Re: topology with dense.




"Dave L. Renfro" <renfr1dl@xxxxxxxxx> wrote in message
news:1155503454.050431.93160@xxxxxxxxxxxxxxxxxxxxxxxxxxxxxxx
Dave L. Renfro wrote:

Suppose there exists b in X-D such that b /= f(b).
Let V, W be disjoint neighborhoods of b, f(b).
Using continuity of f, there exist neighborhoods
V', W' of b, f(b) such that { f[V'] subset of V }
and { f[W'] subset of W }. D is dense in X and
V' intersect W' is a neighborhood of b, so there
exists d in D such that d belongs to V' intersect W'.
See if you can get a contradiction by showing that
d = f(d) belongs to both V and W.

Dave L. Renfro wrote:

Actually, something's not quite right here (3'rd sentence),
but I'll leave the details for you to work out. I've given
you the basic idea, which is probably all I should be
doing anyway.

mina_world wrote:

sorry, i can't understand that V' intersect W' is
a neighborhood of b. i need one more your advice.

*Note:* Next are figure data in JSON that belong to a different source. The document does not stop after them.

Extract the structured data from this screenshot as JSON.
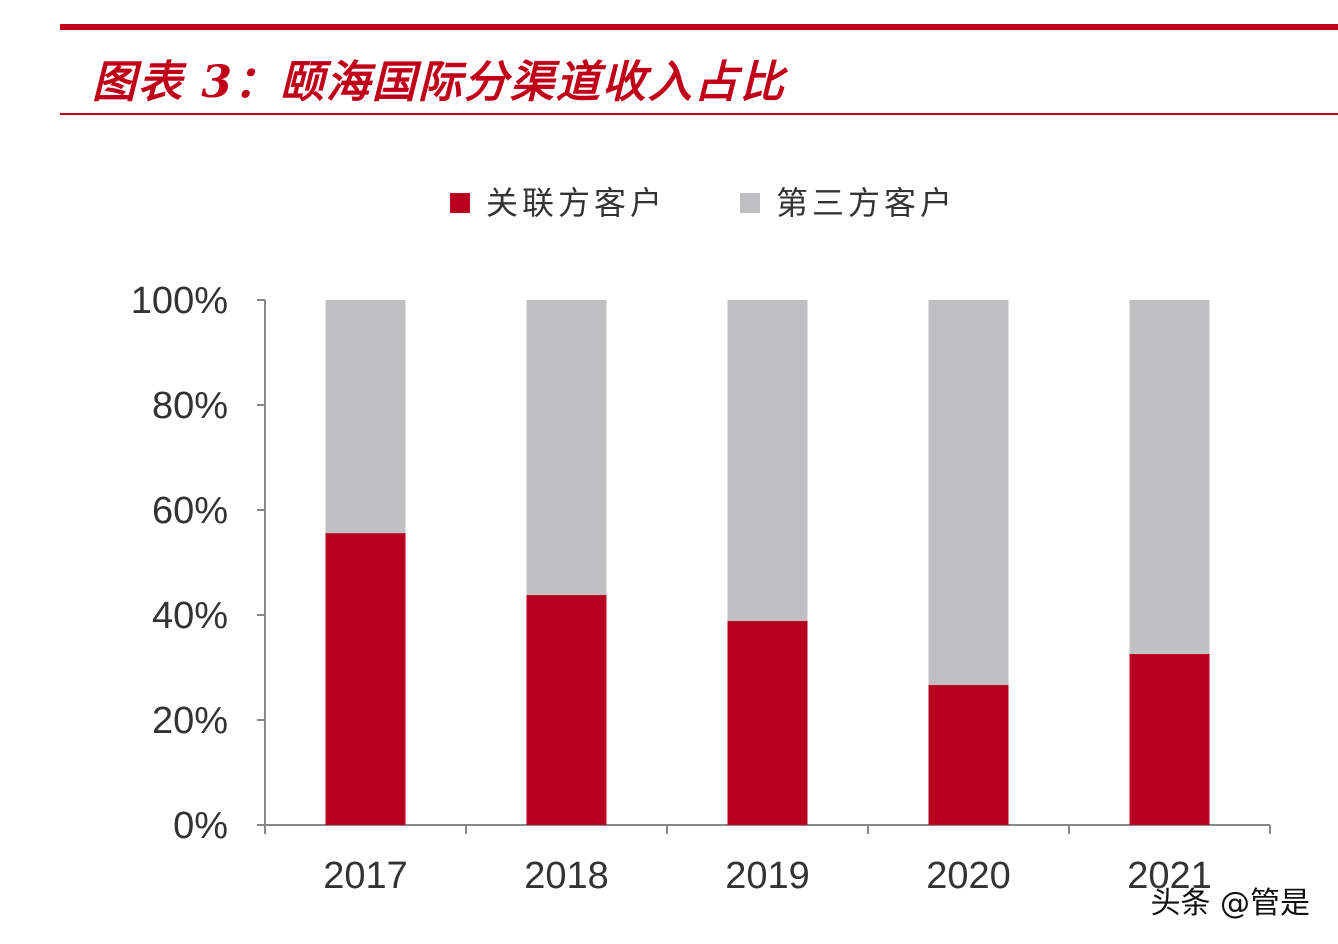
{
  "title": "图表 3：颐海国际分渠道收入占比",
  "watermark": "头条 @管是",
  "chart_data": {
    "type": "bar",
    "stacked": true,
    "categories": [
      "2017",
      "2018",
      "2019",
      "2020",
      "2021"
    ],
    "series": [
      {
        "name": "关联方客户",
        "color": "#b8001f",
        "values": [
          55.6,
          43.8,
          38.9,
          26.7,
          32.6
        ]
      },
      {
        "name": "第三方客户",
        "color": "#c0c0c2",
        "values": [
          44.4,
          56.2,
          61.1,
          73.3,
          67.4
        ]
      }
    ],
    "ylim": [
      0,
      100
    ],
    "yticks": [
      "0%",
      "20%",
      "40%",
      "60%",
      "80%",
      "100%"
    ],
    "legend": "top",
    "grid": false,
    "xlabel": "",
    "ylabel": ""
  }
}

In what I first wrote, change D to A (your dense set was
A, and I slipped up and used D, my letter-of-choice for
dense sets), omit the definition of V' and delete f(b)
in the 3'rd sentence [i.e. change "there exist neighborhoods
V', W' of b, f(b) such that" in the 3'rd sentence to "there
exists a neighborhood W' of b such that"], and in the 4'th
sentence change (twice) "V' intersect W'" to "V intersect W'".


yes, i see. thank you very much for your advice.